A growing number of Israeli patients are being licensed by the Health Ministry to receive medical cannabis. While Prime Minister and acting Health Minister Benjamin Netanyahu pushed through a cabinet decision to export billions of shekels’ worth of medical cannabis, he backtracked after the Trump Administration objected. Deputy Health Minister Ya’acov Litzman also backtracked this week, after approving the drug’s export, saying he now opposed it because “it is a drug like any drug.”
BGU researchers surveyed 2,736 patients 65 years and older who received medical cannabis through Tikun Olam, the largest Israeli medical cannabis supplier. More than 60% were prescribed medical cannabis to treat pain, particularly pain associated with cancer.

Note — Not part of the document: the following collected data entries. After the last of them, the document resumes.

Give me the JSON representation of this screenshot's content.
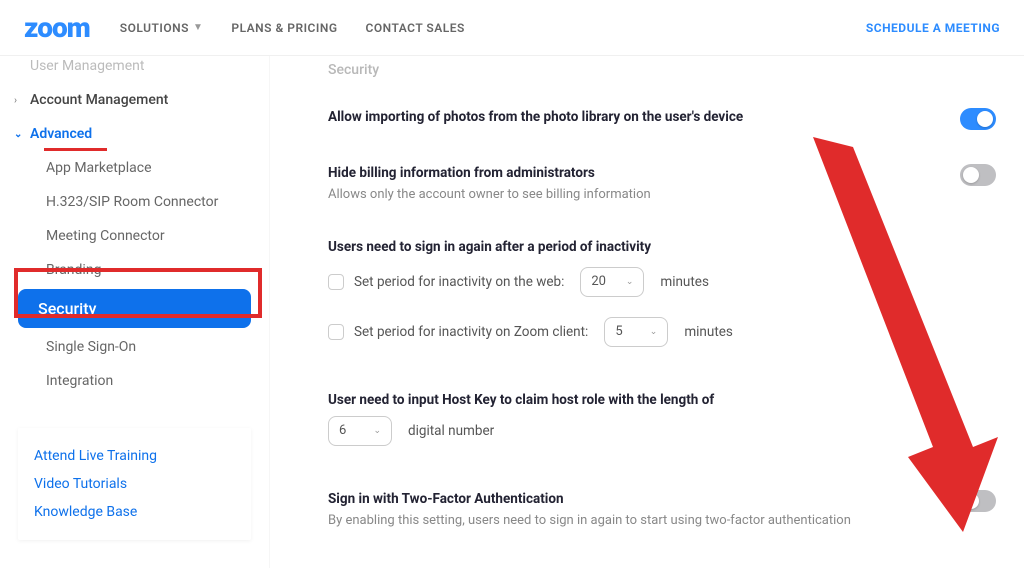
{
  "header": {
    "logo": "zoom",
    "nav": [
      "SOLUTIONS",
      "PLANS & PRICING",
      "CONTACT SALES"
    ],
    "cta": "SCHEDULE A MEETING"
  },
  "sidebar": {
    "top_faded": "User Management",
    "account_mgmt": "Account Management",
    "advanced": "Advanced",
    "subs": [
      "App Marketplace",
      "H.323/SIP Room Connector",
      "Meeting Connector",
      "Branding",
      "Security",
      "Single Sign-On",
      "Integration"
    ],
    "help": [
      "Attend Live Training",
      "Video Tutorials",
      "Knowledge Base"
    ]
  },
  "content": {
    "subtab_faint": "Security",
    "s1": {
      "title": "Allow importing of photos from the photo library on the user's device"
    },
    "s2": {
      "title": "Hide billing information from administrators",
      "desc": "Allows only the account owner to see billing information"
    },
    "s3": {
      "title": "Users need to sign in again after a period of inactivity",
      "row1_label": "Set period for inactivity on the web:",
      "row1_val": "20",
      "row1_unit": "minutes",
      "row2_label": "Set period for inactivity on Zoom client:",
      "row2_val": "5",
      "row2_unit": "minutes"
    },
    "s4": {
      "title": "User need to input Host Key to claim host role with the length of",
      "val": "6",
      "unit": "digital number"
    },
    "s5": {
      "title": "Sign in with Two-Factor Authentication",
      "desc": "By enabling this setting, users need to sign in again to start using two-factor authentication"
    }
  }
}
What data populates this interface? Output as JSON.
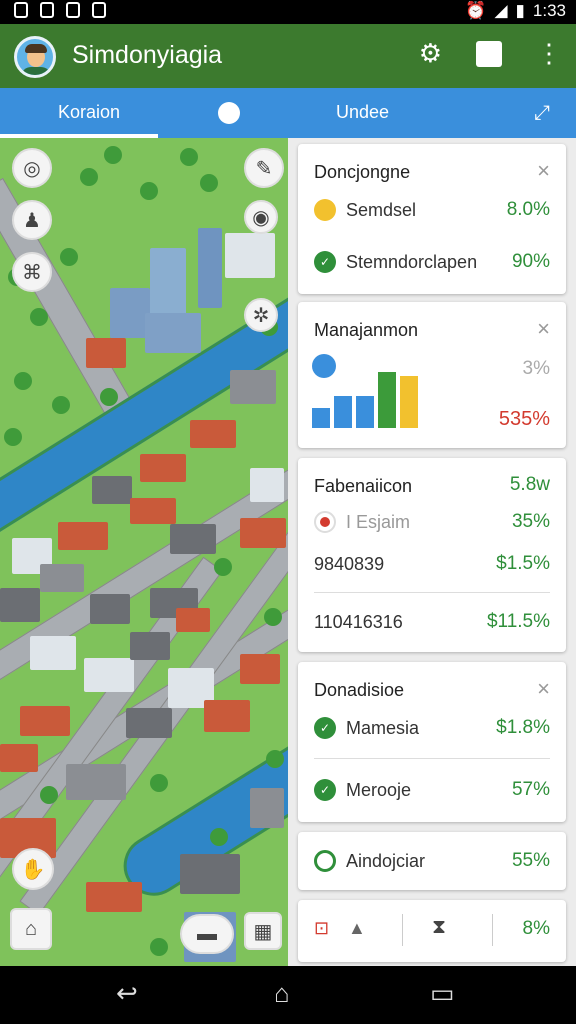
{
  "status": {
    "time": "1:33"
  },
  "app": {
    "title": "Simdonyiagia"
  },
  "tabs": [
    {
      "label": "Koraion"
    },
    {
      "label": "Undee"
    }
  ],
  "cards": {
    "c1": {
      "title": "Doncjongne",
      "rows": [
        {
          "label": "Semdsel",
          "value": "8.0%",
          "color": "#f2c12e"
        },
        {
          "label": "Stemndorclapen",
          "value": "90%",
          "color": "#2f8f3a"
        }
      ]
    },
    "c2": {
      "title": "Manajanmon",
      "small": "3%",
      "big": "535%"
    },
    "c3": {
      "title": "Fabenaiicon",
      "top_value": "5.8w",
      "rows": [
        {
          "label": "I Esjaim",
          "value": "35%"
        },
        {
          "label": "9840839",
          "value": "$1.5%"
        },
        {
          "label": "110416316",
          "value": "$11.5%"
        }
      ]
    },
    "c4": {
      "title": "Donadisioe",
      "rows": [
        {
          "label": "Mamesia",
          "value": "$1.8%"
        },
        {
          "label": "Merooje",
          "value": "57%"
        }
      ]
    },
    "c5": {
      "label": "Aindojciar",
      "value": "55%"
    },
    "c6": {
      "value": "8%"
    }
  },
  "colors": {
    "appbar": "#3c7a2e",
    "tabbar": "#3a8fdc",
    "green_value": "#2f8f3a",
    "red_value": "#d33b2f"
  }
}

After six months of treatment, more than 93% of the 901 respondents reported their pain dropped from a median of eight to a median of four on a 10-point scale. Close to 60% of patients who originally reported “bad” or “very bad” quality of life upgraded to “good” or “very good” after six months. More than 70% of patients surveyed reported moderate to significant improvement in their condition.
The most commonly reported side effects were dizziness (9.7%) and dry mouth (7.1%). After six months, more than 18% of patients surveyed had stopped using opioid analgesics or had reduced their dosage.
All patients received a prescription after consulting with a doctor who prescribed treatment. More than 33% of patients used cannabis-infused oil, 24% smoked the cannabis, and 6% used vaporization.
While the findings to date indicate cannabis may decrease dependence on prescription medicines, including opioids, more evidence-based data from this aging population is urgently needed, said the group of researchers, which included Ran Abuhasira, a BGU PhD candidate working in the Soroka center, Lihi Bar-Lev Schleider of Tikun Olam, and veteran Hebrew University cannabis researcher Prof. Raphael Mechoulam.